前世の歴史が証明している、極めて論理的な結末だった。
***
「セリア。第十二倉庫の棚卸しと、隣国への輸送ルートの再編計画だが、君の提出してくれた案で進めたい」
「ありがとうございます、辺境伯様。雪の季節が来る前に、冬営用の物資は前倒しで確保しておくべきですからね」
私は今、辺境の都市で「総合物流ギルド」の最高顧問として働いている。
追放された後、私はこの都市のポテンシャル(交通の要所であること)に目をつけ、前世の物流知識を活かして商会を立ち上げた。

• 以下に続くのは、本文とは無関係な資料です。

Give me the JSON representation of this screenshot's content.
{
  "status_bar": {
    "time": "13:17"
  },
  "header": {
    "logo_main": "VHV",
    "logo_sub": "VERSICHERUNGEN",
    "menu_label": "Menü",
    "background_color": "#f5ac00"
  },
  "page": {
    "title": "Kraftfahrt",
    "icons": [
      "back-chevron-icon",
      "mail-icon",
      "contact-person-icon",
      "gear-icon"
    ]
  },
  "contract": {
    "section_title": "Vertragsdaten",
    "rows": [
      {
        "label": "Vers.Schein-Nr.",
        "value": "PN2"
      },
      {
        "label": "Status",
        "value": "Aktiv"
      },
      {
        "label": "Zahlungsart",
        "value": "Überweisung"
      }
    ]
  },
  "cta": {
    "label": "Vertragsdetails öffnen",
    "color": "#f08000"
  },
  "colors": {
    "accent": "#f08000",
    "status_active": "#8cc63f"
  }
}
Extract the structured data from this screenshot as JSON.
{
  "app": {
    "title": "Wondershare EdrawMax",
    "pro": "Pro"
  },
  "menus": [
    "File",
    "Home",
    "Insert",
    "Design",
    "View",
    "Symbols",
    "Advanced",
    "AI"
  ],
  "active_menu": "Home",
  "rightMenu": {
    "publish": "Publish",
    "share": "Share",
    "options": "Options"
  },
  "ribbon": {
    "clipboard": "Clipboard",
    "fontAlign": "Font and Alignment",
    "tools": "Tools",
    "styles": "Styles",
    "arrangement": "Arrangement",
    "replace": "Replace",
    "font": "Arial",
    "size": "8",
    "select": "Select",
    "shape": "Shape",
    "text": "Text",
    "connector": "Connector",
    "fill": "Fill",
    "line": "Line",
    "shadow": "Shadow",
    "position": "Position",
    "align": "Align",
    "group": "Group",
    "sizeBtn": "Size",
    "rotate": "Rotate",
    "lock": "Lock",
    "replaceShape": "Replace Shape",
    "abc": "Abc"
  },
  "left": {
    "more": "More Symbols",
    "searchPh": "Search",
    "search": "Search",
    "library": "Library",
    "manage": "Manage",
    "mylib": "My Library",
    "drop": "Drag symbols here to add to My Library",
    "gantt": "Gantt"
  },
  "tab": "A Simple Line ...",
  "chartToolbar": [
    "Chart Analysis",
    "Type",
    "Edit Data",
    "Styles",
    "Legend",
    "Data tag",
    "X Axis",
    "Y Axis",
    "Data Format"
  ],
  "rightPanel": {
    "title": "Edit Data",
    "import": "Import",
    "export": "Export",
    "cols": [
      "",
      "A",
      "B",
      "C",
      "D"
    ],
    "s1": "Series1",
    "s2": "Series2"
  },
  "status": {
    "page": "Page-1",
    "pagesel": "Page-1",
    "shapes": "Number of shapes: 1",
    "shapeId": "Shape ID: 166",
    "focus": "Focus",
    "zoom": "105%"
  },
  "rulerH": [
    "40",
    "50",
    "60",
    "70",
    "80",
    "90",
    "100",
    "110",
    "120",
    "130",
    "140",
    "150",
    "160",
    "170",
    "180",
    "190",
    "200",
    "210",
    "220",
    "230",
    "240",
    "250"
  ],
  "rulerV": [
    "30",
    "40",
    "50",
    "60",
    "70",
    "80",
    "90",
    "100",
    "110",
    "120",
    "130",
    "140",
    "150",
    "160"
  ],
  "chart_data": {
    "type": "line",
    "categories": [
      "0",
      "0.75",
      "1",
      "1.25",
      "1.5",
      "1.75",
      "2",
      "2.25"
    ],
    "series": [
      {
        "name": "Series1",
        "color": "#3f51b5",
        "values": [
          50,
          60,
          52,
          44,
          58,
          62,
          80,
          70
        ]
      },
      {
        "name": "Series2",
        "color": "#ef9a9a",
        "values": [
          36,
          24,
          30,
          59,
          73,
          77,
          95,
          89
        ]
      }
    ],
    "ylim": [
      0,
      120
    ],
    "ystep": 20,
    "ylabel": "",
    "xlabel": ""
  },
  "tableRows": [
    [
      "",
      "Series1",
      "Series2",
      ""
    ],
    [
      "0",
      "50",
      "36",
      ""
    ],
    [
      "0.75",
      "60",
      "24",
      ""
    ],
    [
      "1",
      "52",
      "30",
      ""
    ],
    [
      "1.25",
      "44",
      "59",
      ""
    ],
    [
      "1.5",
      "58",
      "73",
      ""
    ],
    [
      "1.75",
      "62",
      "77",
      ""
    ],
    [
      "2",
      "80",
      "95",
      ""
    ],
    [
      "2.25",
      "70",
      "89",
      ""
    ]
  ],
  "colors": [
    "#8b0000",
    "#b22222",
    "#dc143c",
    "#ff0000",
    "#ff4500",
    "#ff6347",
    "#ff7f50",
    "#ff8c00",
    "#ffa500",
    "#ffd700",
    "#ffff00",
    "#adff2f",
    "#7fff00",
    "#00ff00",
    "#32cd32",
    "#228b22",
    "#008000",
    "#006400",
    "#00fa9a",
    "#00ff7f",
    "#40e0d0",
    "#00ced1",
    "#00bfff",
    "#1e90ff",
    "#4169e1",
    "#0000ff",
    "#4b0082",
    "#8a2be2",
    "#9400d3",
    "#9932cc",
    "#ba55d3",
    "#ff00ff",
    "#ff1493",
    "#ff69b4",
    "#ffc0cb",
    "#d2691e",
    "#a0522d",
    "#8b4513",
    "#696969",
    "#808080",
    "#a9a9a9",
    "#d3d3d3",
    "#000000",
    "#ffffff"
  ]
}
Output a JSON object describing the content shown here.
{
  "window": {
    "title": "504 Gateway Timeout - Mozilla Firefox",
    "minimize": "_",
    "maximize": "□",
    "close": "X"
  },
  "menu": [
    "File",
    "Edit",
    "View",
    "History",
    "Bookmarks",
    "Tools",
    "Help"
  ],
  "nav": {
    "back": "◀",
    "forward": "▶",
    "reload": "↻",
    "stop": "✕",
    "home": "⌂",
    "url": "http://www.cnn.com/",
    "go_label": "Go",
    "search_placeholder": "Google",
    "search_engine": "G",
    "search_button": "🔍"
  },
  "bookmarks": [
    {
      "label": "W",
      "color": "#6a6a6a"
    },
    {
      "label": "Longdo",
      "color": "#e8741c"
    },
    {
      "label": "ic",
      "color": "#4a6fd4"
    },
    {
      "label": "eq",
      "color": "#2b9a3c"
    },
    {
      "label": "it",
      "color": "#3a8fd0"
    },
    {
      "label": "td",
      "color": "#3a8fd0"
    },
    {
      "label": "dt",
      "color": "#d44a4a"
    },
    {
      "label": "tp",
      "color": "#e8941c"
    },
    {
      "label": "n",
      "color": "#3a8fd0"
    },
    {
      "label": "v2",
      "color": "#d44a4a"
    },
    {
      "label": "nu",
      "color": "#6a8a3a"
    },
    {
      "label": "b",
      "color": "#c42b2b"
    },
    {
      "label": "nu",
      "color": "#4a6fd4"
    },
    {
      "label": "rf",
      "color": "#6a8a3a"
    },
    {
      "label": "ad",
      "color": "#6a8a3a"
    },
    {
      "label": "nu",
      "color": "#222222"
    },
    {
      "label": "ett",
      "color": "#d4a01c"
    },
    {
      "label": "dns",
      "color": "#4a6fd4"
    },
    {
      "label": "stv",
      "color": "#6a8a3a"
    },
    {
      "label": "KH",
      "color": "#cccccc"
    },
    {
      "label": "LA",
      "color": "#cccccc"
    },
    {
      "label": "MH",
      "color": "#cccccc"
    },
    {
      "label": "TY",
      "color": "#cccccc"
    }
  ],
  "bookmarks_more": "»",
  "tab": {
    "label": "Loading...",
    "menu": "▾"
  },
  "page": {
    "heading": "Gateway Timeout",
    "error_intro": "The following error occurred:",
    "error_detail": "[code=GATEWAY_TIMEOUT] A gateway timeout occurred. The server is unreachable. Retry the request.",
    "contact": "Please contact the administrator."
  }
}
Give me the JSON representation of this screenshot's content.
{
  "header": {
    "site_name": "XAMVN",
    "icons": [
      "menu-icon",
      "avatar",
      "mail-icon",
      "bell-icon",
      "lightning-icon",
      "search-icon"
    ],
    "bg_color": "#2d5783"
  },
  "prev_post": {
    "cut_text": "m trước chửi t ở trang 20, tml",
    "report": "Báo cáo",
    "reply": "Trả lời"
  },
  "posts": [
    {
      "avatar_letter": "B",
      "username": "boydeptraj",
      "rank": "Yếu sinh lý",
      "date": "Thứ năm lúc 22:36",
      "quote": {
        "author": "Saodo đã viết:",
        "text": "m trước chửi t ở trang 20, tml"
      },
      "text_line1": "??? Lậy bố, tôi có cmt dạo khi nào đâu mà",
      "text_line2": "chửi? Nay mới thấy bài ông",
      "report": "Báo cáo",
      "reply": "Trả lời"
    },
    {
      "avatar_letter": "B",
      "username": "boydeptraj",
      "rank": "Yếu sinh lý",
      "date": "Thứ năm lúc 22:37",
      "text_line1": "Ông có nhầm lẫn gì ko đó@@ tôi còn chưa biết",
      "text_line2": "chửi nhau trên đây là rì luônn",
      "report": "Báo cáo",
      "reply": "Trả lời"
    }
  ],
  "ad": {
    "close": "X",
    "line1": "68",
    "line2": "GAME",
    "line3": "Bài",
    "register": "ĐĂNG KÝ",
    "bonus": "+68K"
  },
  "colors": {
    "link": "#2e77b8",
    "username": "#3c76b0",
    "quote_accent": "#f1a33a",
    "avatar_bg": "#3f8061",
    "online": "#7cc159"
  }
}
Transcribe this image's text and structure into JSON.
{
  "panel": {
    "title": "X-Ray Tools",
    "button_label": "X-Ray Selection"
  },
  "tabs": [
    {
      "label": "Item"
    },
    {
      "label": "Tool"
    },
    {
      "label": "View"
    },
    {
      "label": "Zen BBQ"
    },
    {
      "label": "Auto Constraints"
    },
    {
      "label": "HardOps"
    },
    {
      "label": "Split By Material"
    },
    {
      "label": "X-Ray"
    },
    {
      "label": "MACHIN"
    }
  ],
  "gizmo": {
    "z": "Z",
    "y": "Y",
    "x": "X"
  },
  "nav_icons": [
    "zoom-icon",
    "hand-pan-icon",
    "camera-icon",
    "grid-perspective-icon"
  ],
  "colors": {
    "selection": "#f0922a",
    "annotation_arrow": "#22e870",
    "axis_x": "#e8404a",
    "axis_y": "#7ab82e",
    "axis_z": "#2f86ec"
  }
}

過酷な肉体労働を強いるのではなく、情報と数字を管理することで、無駄のない完璧なサプライチェーンを構築したのだ。
私の能力を真っ先に評価してくれたのが、この地を治める若き辺境伯、カイル様だった。
彼は「魔法の才能より、実務能力と先を見通す目こそが至宝だ」と私を重用し、今ではビジネスパートナーを超えた関係になりつつある。
「君のおかげで、領地の税収は過去最高だ。無駄な在庫が減り、領民の生活も豊かになった。……本当に、君がいれば国すら動かせるな」
「買い被りすぎですわ。私はただ、裏方として当たり前の段取りをしているだけです」
カイル様は優しく微笑み、私の手を取ってそっと口付けた。
「その『当たり前』ができる君を、手放した愚か者たちがいるらしいが」
「ええ。おかげで私は、こうしてホワイトな職場で、正当な評価をいただきながら平穏に暮らすことができています」
私は新調したドレスの袖を整え、分厚い決算書にサインをした。
勇者パーティーが野宿で震えている頃、私は温かい暖炉の前で最高級の紅茶を飲んでいる。
魔法のステータスや、見せかけのヒロイン力なんてどうでもいい。
兵站を制する者が、最終的に世界を制するのだ。
私はこれからも、冷静な数字と完璧な実務能力で、自分の幸せな生活を管理し続けるつもりだ。